Spatial omics analyze gene expression and interaction dynamics in relation to tissue structure and function. However, existing methods cannot model the intrinsic and spatial-induced variation in spatial omics data, thus failing to identify true spatial interaction effects. Here, we present Spatial Interaction Modeling using Variational Inference (SIMVI), an annotation-free framework that disentangles cell intrinsic and spatial-induced latent variables for modeling gene expression in spatial omics data. SIMVI enables novel downstream analyses, such as clustering and differential expression analysis based on disentangled representations, spatial effect (SE) identification, SE interpretation, and transfer learning on new measurements / modalities.
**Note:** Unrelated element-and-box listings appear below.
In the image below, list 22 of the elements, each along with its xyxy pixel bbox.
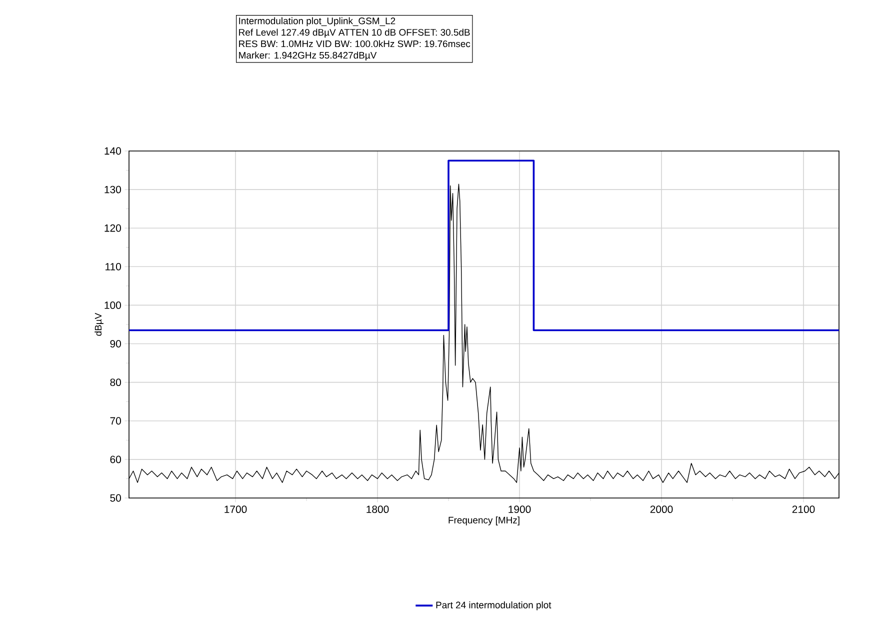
y-axis-title: dBµV: [94, 312, 104, 336]
text: RES BW: 1.0MHz VID BW: 100.0kHz SWP: 19.76msec: [239, 40, 470, 48]
text: Marker: 1.942GHz 55.8427dBµV: [239, 52, 377, 60]
y-tick-label: 100: [104, 302, 121, 309]
x-tick-label: 1800: [366, 506, 389, 514]
text: Ref Level 127.49 dBµV ATTEN 10 dB OFFSET: 30.5dB: [239, 28, 470, 38]
y-tick-label: 50: [110, 494, 121, 502]
y-tick-label: 80: [110, 378, 121, 386]
x-tick-label: 1700: [224, 506, 247, 514]
x-tick-label: 2100: [792, 506, 815, 514]
y-tick-label: 140: [104, 147, 121, 155]
x-axis-title: Frequency [MHz]: [448, 516, 520, 526]
y-tick-label: 60: [110, 456, 121, 464]
y-tick-label: 110: [106, 262, 121, 270]
x-tick-label: 1900: [508, 506, 531, 514]
x-tick-label: 2000: [650, 506, 673, 514]
legend-label: Part 24 intermodulation plot: [436, 601, 552, 610]
y-tick-label: 90: [110, 340, 121, 348]
y-tick-label: 120: [104, 224, 121, 232]
y-tick-label: 70: [110, 417, 121, 425]
text: Intermodulation plot_Uplink_GSM_L2: [239, 17, 396, 26]
y-tick-label: 130: [104, 186, 121, 194]
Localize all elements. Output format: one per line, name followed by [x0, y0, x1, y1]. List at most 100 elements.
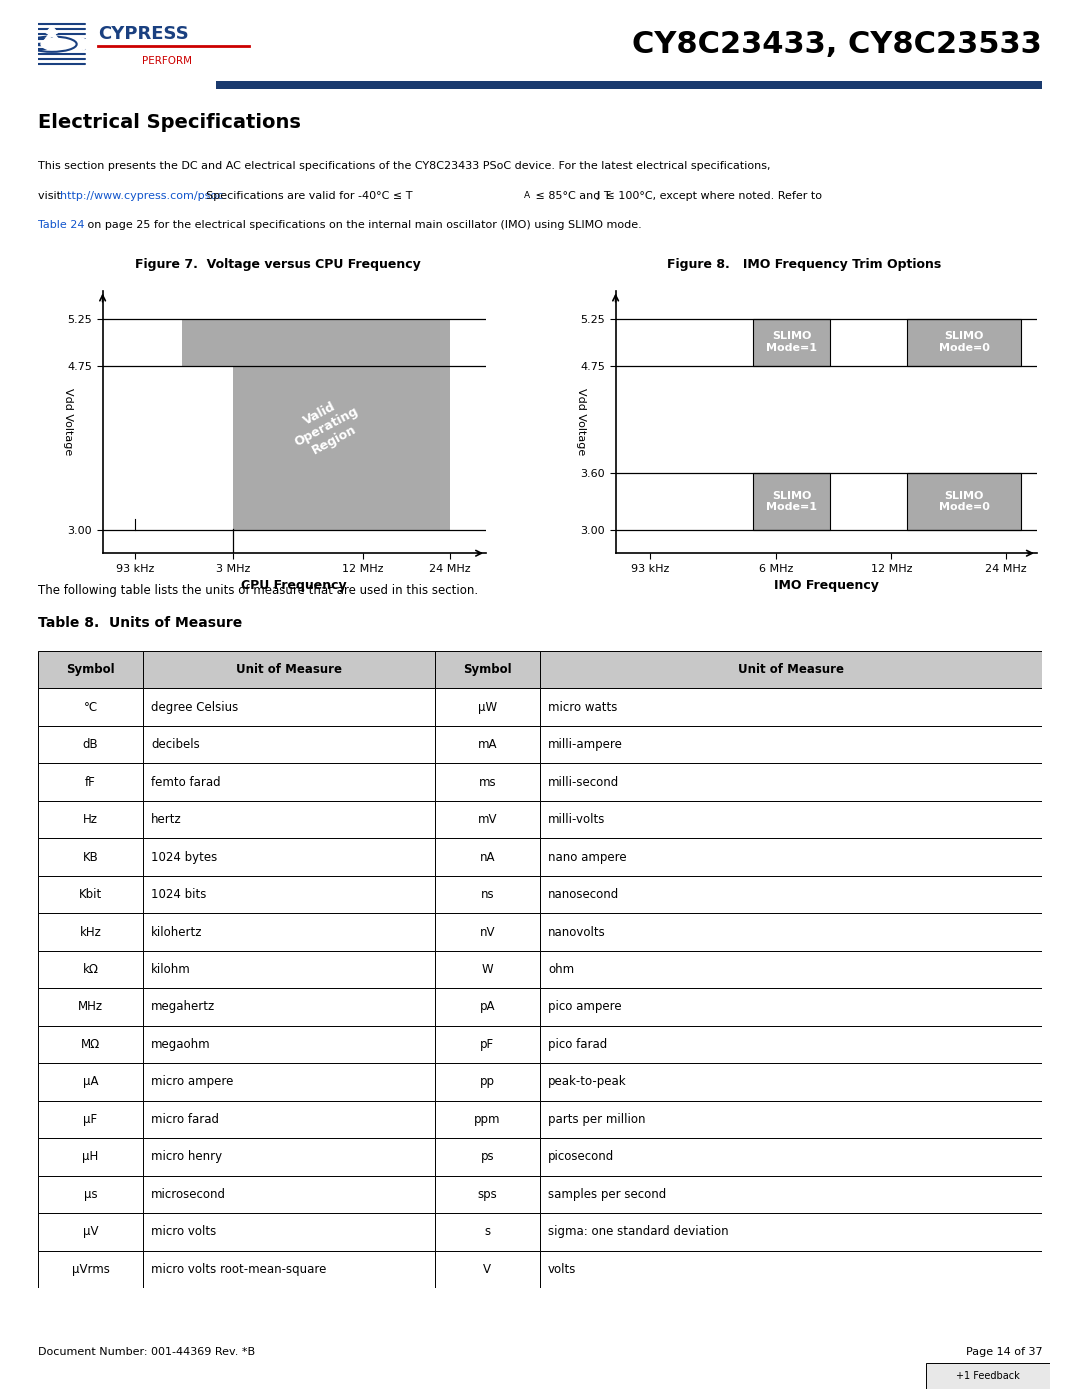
Bar [38, 1063, 144, 1101]
Bar [540, 651, 1042, 689]
Bar [38, 800, 144, 838]
Text: milli-ampere: milli-ampere [548, 738, 623, 752]
Circle shape [41, 36, 91, 52]
Bar [540, 838, 1042, 876]
Bar [434, 1101, 540, 1139]
Text: pico farad: pico farad [548, 1038, 607, 1051]
Bar [540, 951, 1042, 988]
Text: micro henry: micro henry [151, 1150, 222, 1164]
Bar [434, 1063, 540, 1101]
Text: μs: μs [84, 1187, 97, 1201]
Text: PERFORM: PERFORM [143, 56, 192, 66]
Text: mA: mA [477, 738, 497, 752]
Text: 1024 bytes: 1024 bytes [151, 851, 217, 863]
Bar [540, 726, 1042, 763]
Text: SLIMO
Mode=0: SLIMO Mode=0 [939, 331, 989, 353]
Y-axis label: Vdd Voltage: Vdd Voltage [576, 388, 586, 455]
Bar [38, 951, 144, 988]
Text: samples per second: samples per second [548, 1187, 666, 1201]
Text: parts per million: parts per million [548, 1113, 646, 1126]
Bar [144, 651, 434, 689]
Bar [38, 838, 144, 876]
Bar [540, 1139, 1042, 1176]
Bar [144, 726, 434, 763]
Bar [144, 1101, 434, 1139]
Text: peak-to-peak: peak-to-peak [548, 1076, 626, 1088]
Text: Valid
Operating
Region: Valid Operating Region [286, 391, 368, 462]
Text: ≤ 85°C and T: ≤ 85°C and T [532, 190, 610, 201]
Bar [144, 951, 434, 988]
Bar [434, 1025, 540, 1063]
Bar [434, 838, 540, 876]
Bar [540, 689, 1042, 726]
Bar [434, 951, 540, 988]
Text: +1 Feedback: +1 Feedback [956, 1370, 1020, 1382]
Text: nano ampere: nano ampere [548, 851, 626, 863]
Text: nV: nV [480, 926, 495, 939]
Bar [144, 914, 434, 951]
Bar [540, 988, 1042, 1025]
Text: Figure 8.   IMO Frequency Trim Options: Figure 8. IMO Frequency Trim Options [667, 257, 942, 271]
Bar [754, 319, 831, 366]
Bar [434, 1250, 540, 1288]
Text: degree Celsius: degree Celsius [151, 701, 239, 714]
Text: MΩ: MΩ [81, 1038, 100, 1051]
Bar [144, 1250, 434, 1288]
Text: micro volts: micro volts [151, 1225, 217, 1238]
Bar [144, 1025, 434, 1063]
X-axis label: CPU Frequency: CPU Frequency [242, 580, 347, 592]
Text: Figure 7.  Voltage versus CPU Frequency: Figure 7. Voltage versus CPU Frequency [135, 257, 421, 271]
Text: nanovolts: nanovolts [548, 926, 606, 939]
Bar [754, 474, 831, 529]
Bar [38, 1176, 144, 1213]
Bar [540, 763, 1042, 800]
Text: pF: pF [481, 1038, 495, 1051]
Text: A: A [524, 191, 530, 200]
Text: milli-second: milli-second [548, 775, 619, 789]
Text: mV: mV [477, 813, 497, 826]
Bar [434, 1176, 540, 1213]
Bar [144, 838, 434, 876]
Bar [906, 474, 1022, 529]
Bar [144, 1213, 434, 1250]
Text: milli-volts: milli-volts [548, 813, 606, 826]
Text: http://www.cypress.com/psoc: http://www.cypress.com/psoc [59, 190, 224, 201]
Bar [540, 1213, 1042, 1250]
Text: megahertz: megahertz [151, 1000, 216, 1013]
Text: This section presents the DC and AC electrical specifications of the CY8C23433 P: This section presents the DC and AC elec… [38, 161, 770, 172]
Bar [144, 800, 434, 838]
Text: 1024 bits: 1024 bits [151, 888, 206, 901]
Text: μA: μA [83, 1076, 98, 1088]
Text: kHz: kHz [80, 926, 102, 939]
Bar [434, 876, 540, 914]
Text: ns: ns [481, 888, 494, 901]
Text: Page 14 of 37: Page 14 of 37 [966, 1347, 1042, 1358]
Text: Hz: Hz [83, 813, 98, 826]
Text: decibels: decibels [151, 738, 200, 752]
Bar [434, 1213, 540, 1250]
Bar [434, 726, 540, 763]
Bar [540, 1063, 1042, 1101]
Text: microsecond: microsecond [151, 1187, 227, 1201]
Text: MHz: MHz [78, 1000, 103, 1013]
Bar [144, 763, 434, 800]
Text: °C: °C [83, 701, 97, 714]
Bar [434, 914, 540, 951]
Text: s: s [484, 1225, 490, 1238]
Bar [38, 1101, 144, 1139]
Text: J: J [596, 191, 599, 200]
Text: SLIMO
Mode=1: SLIMO Mode=1 [766, 490, 818, 513]
Bar [434, 651, 540, 689]
Bar [434, 689, 540, 726]
Bar [144, 1139, 434, 1176]
Bar [183, 366, 233, 529]
Bar [183, 319, 450, 529]
Bar [38, 1139, 144, 1176]
Text: μH: μH [82, 1150, 98, 1164]
Bar [38, 726, 144, 763]
Text: kΩ: kΩ [82, 963, 98, 977]
Text: sps: sps [477, 1187, 497, 1201]
Text: Table 24: Table 24 [38, 219, 84, 231]
Text: KB: KB [83, 851, 98, 863]
Text: Kbit: Kbit [79, 888, 103, 901]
We benchmarked SIMVI on both simulated and real datasets and show that SIMVI uniquely generates highly accurate SE inferences in synthetic datasets and unveils intrinsic variation in complex real datasets. We applied SIMVI to spatial omics data from diverse platforms and tissues (MERFISH human cortex / mouse liver, Slide-seqv2 mouse hippocampus, Spatial-ATAC-RNA-seq) and revealed various region-specific and cell-type-specific spatial interactions. In addition, our experiments on MERFISH human cortex and spatial-ATAC-RNA-seq showcased SIMVI’s power in identifying SEs for new samples / modalities. Finally, we applied SIMVI on a newly collected CosMx melanoma dataset. Using SIMVI, we identified immune cells associated with spatial-dependent interactions and revealed the underlying spatial variations associated with patient outcomes.